Remember to put up a big electric fence to keep those bitter losers who have no stamina for winning meaty tenders at bay.
Your mansion won’t be complete without an air-conditioned prayer room, complete with an electronic Bible, some pre- recorded prayers and the most comfortable cushions for your soft knees. This room will come in handy when you occasionally feel overcome by sin for hooking that tender. Then you can play your pre-recorded prayers to massage your conscience.
After this, you must urgently airlift your children out of those poor location schools into former model C schools. Be careful to choose a proper “rich school” as some unscrupulous principals now resort to using battery powered life-sized white dolls that play like rich children to lure rich people like you to their poor schools.
Stick to those schools that reflect minimal transformation as this will be your quality guarantee when it comes to education. You can then wear that expression of sweet pride, powered by the thought that you have broken into that exclusive world of the rich, something your poor community can only dream of.
Finally, you can now occasionally escape to exotic islands by private jet. There you can become a beach boy for the first time in your life.
You should also use every opportunity there to throw parties with the guests while only wearing designer clothing and eat sushi off the semi-naked bodies of young women. This will earn you a good slice of media attention.
It also may make you gag. Gag on the realisation that we still have a long way to go in fighting the mental slavery of selfishness spawned by the storm of apartheid. But sadly overcoming the newfound feeling of security provided by vain flashiness and selfishness will be a struggle for many generations to come.

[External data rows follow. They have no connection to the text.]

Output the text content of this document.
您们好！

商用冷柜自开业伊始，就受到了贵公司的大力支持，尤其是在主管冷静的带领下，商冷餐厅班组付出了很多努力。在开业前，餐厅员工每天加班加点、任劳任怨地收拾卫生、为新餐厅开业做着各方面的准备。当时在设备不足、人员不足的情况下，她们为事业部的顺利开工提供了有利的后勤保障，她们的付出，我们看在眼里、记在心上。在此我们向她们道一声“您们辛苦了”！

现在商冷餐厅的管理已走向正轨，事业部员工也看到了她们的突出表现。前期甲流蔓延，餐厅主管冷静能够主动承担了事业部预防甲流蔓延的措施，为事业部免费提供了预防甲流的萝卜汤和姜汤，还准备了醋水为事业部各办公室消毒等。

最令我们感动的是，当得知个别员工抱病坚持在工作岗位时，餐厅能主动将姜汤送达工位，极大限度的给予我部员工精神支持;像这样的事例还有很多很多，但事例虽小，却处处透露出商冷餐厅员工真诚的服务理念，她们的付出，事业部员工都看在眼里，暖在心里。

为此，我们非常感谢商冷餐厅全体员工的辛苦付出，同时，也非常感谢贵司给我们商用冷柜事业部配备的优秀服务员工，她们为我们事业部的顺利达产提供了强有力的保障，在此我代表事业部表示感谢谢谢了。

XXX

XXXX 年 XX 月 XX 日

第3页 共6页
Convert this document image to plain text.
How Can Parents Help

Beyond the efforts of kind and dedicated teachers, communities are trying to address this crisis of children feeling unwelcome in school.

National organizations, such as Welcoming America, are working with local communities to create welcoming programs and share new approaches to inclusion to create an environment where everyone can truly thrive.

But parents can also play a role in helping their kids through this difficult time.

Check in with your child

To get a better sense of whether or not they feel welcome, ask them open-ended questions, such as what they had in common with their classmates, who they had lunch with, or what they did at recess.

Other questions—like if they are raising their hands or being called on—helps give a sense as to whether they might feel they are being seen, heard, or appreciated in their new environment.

Zwelani Ncube is from Molteno


  1. I want to be one of South Africa’s millionairs, Lord make one of them pleas!

    Thanking in advance for your trlly understanding.

    Your’s Faithfully
    Gcezengana Nkosentsha

  2. I always had a sense that columnist like these should educate and inspire others. In this article I get a sense of bitterness about the wealth of others. My view is always that those who have more money than others will always be seen as spending it recklessly. So who cares? Columns like these should be used to inspire and educator others and not to offer unqualified flawed analysis on subjects that are understood very little.